In Appendix B, I am including a report on Certain Aspects of the Traction Problem of the City of Denver, prepared in October, 1920, for the Denver Commission of Religious Forces, and hitherto unpublished. In it I have discussed a typical street railway valuation problem and have analyzed a typical service-at-cost plan worked out by the Denver Tramway Adjustment Committee of Fifty-Five during the very time when the Federal Electric Railways Commission was busy with its investigation.
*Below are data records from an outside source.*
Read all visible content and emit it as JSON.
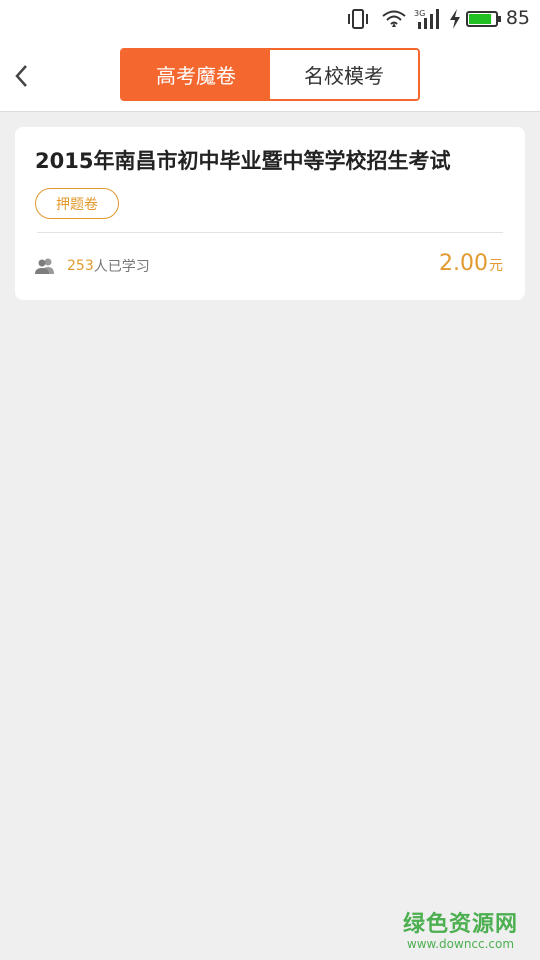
{
  "status_bar": {
    "icons": [
      "vibrate-icon",
      "wifi-icon",
      "signal-3g-icon",
      "charging-icon",
      "battery-icon"
    ],
    "network_label": "3G",
    "battery_level": "85",
    "battery_fraction": 0.85,
    "battery_color": "#22c022"
  },
  "header": {
    "back_icon": "chevron-left-icon",
    "tabs": [
      {
        "label": "高考魔卷",
        "active": true
      },
      {
        "label": "名校模考",
        "active": false
      }
    ],
    "accent_color": "#f4672f"
  },
  "papers": [
    {
      "title": "2015年南昌市初中毕业暨中等学校招生考试",
      "tag": "押题卷",
      "learner_count": "253",
      "learner_suffix": "人已学习",
      "price": "2.00",
      "price_unit": "元",
      "highlight_color": "#e2992e"
    }
  ],
  "watermark": {
    "title": "绿色资源网",
    "url": "www.downcc.com"
  }
}
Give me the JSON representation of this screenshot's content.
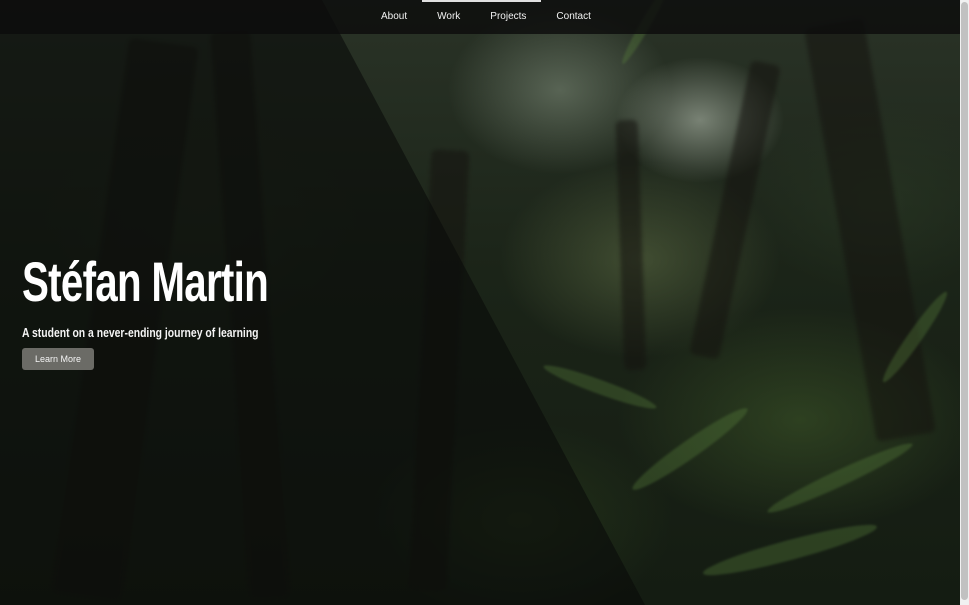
{
  "nav": {
    "items": [
      {
        "label": "About"
      },
      {
        "label": "Work"
      },
      {
        "label": "Projects"
      },
      {
        "label": "Contact"
      }
    ]
  },
  "hero": {
    "title": "Stéfan Martin",
    "subtitle": "A student on a never-ending journey of learning",
    "button_label": "Learn More"
  },
  "colors": {
    "navbar_bg": "#0c0c0c",
    "overlay": "#0a0c0a",
    "button_bg": "#6b6b66",
    "text": "#ffffff"
  }
}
The Denver plan was defeated at the polls by a narrow vote. Its significance lies in the fact that the Federal Electric Railways Commission recommended service at cost as a solution of the electric railway problem, and service at cost has been taken up as the program of the street railway companies themselves. The rejected Denver plan is typical of what may be expected through the active cooperation of the leading business interests of any urban community with a utility in financial distress upon the assumption that the solution of the problem must in any event be found in continued private ownership and operation.
My analysis of the evidence presented to the Federal Electric Railways Commission confirmed me in the opinion that no permanent solution of the electric railway problem, consistent with the public interest, is possible except in public ownership. I advised the Commission that the most important thing to be done at the present time is frankly to recognize the necessity of public ownership and operation as an ultimate policy and to concentrate effort upon plans for the removal of obstacles in its way and for the assurance of its success when undertaken. The Commission, not concurring in this view, put forward the service-at-cost plan as a means of resuscitating and prolonging the life of private ownership and operation. In these kaleidoscopic days the financial condition and public relations of any particular street railway are likely to change almost overnight. But, for all that, the underlying problems remain the same, and the need for a permanent policy, based upon the recognition that the public interest in urban transportation is paramount, continues to be imperative regardless of temporary shifts in the condition and relations of particular companies.
The final solution of the problem, as I see it, lies in the full recognition of public responsibility for local transportation and in the acceptance by the community of the primary obligation of self-help in the performance of this all-important community service.